Now, after six long weeks I am going to be seeing him again. My butterflies surge. I try to untangle how I feel about it, but it’s hopeless. I guess my feelings are complicated. I’ll have to leave it at that.
“Time to go!” Liliah calls from downstairs.
Taking one last look at myself, I turn and leave. Liliah is waiting by the front door for me. She looks stunning in a form hugging red sparkling cocktail dress. Her brunette hair is in long loose waves down her back. I give her a quick kiss, mindful of her makeup.
“You look amazing,” I tell her.
“You too!” she says.
The sleek black limo is waiting outside.
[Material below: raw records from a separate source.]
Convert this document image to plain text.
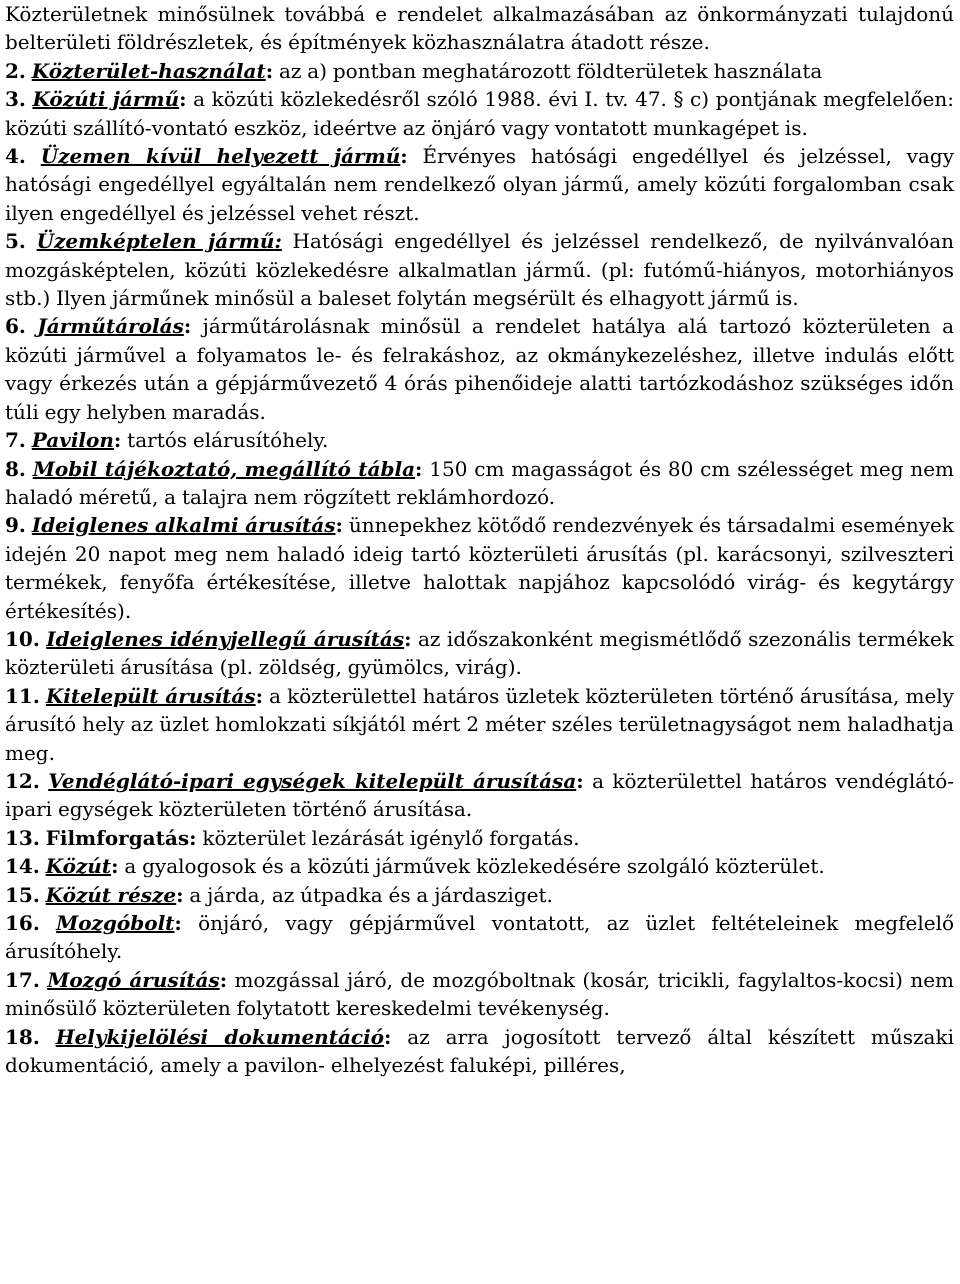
Közterületnek minősülnek továbbá e rendelet alkalmazásában az önkormányzati tulajdonú belterületi földrészletek, és építmények közhasználatra átadott része.

2. Közterület-használat: az a) pontban meghatározott földterületek használata

3. Közúti jármű: a közúti közlekedésről szóló 1988. évi I. tv. 47. § c) pontjának megfelelően: közúti szállító-vontató eszköz, ideértve az önjáró vagy vontatott munkagépet is.

4. Üzemen kívül helyezett jármű: Érvényes hatósági engedéllyel és jelzéssel, vagy hatósági engedéllyel egyáltalán nem rendelkező olyan jármű, amely közúti forgalomban csak ilyen engedéllyel és jelzéssel vehet részt.

5. Üzemképtelen jármű: Hatósági engedéllyel és jelzéssel rendelkező, de nyilvánvalóan mozgásképtelen, közúti közlekedésre alkalmatlan jármű. (pl: futómű-hiányos, motorhiányos stb.) Ilyen járműnek minősül a baleset folytán megsérült és elhagyott jármű is.

6. Járműtárolás: járműtárolásnak minősül a rendelet hatálya alá tartozó közterületen a közúti járművel a folyamatos le- és felrakáshoz, az okmánykezeléshez, illetve indulás előtt vagy érkezés után a gépjárművezető 4 órás pihenőideje alatti tartózkodáshoz szükséges időn túli egy helyben maradás.

7. Pavilon: tartós elárusítóhely.

8. Mobil tájékoztató, megállító tábla: 150 cm magasságot és 80 cm szélességet meg nem haladó méretű, a talajra nem rögzített reklámhordozó.

9. Ideiglenes alkalmi árusítás: ünnepekhez kötődő rendezvények és társadalmi események idején 20 napot meg nem haladó ideig tartó közterületi árusítás (pl. karácsonyi, szilveszteri termékek, fenyőfa értékesítése, illetve halottak napjához kapcsolódó virág- és kegytárgy értékesítés).

10. Ideiglenes idényjellegű árusítás: az időszakonként megismétlődő szezonális termékek közterületi árusítása (pl. zöldség, gyümölcs, virág).

11. Kitelepült árusítás: a közterülettel határos üzletek közterületen történő árusítása, mely árusító hely az üzlet homlokzati síkjától mért 2 méter széles területnagyságot nem haladhatja meg.

12. Vendéglátó-ipari egységek kitelepült árusítása: a közterülettel határos vendéglátó-ipari egységek közterületen történő árusítása.

13. Filmforgatás: közterület lezárását igénylő forgatás.

14. Közút: a gyalogosok és a közúti járművek közlekedésére szolgáló közterület.

15. Közút része: a járda, az útpadka és a járdasziget.

16. Mozgóbolt: önjáró, vagy gépjárművel vontatott, az üzlet feltételeinek megfelelő árusítóhely.

17. Mozgó árusítás: mozgással járó, de mozgóboltnak (kosár, tricikli, fagylaltos-kocsi) nem minősülő közterületen folytatott kereskedelmi tevékenység.

18. Helykijelölési dokumentáció: az arra jogosított tervező által készített műszaki dokumentáció, amely a pavilon- elhelyezést faluképi, pilléres,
I take Liliah’s hand and we walk out of our house. Last time we went to a red carpet event, she was the star, and I was the supportive partner. It probably makes me an asshole, but I can’t help noticing how much I prefer it this way round.
It’s a short drive to the venue and as we pull up, I can’t stop grinning like an idiot. There, laid before me is an actual red carpet. Red ropes on either side hold back a fair few members of the press. I’m impressed at how many have turned up. It’s just the first showing of the first season of a television show. Nobody knows how well it is going to do, but Mackenzie’s involvement is certainly helping to draw attention to it.
Walking down the carpet with Liliah on my arm, is a literal dream come true. It’s a struggle to stop my grin from looking deranged. I hold my head at the precise angle that I have practiced with photographers a thousand times, while giving the smile I have perfected. Being photogenic is not all about genetic luck. You’ve got to know what makes you look good.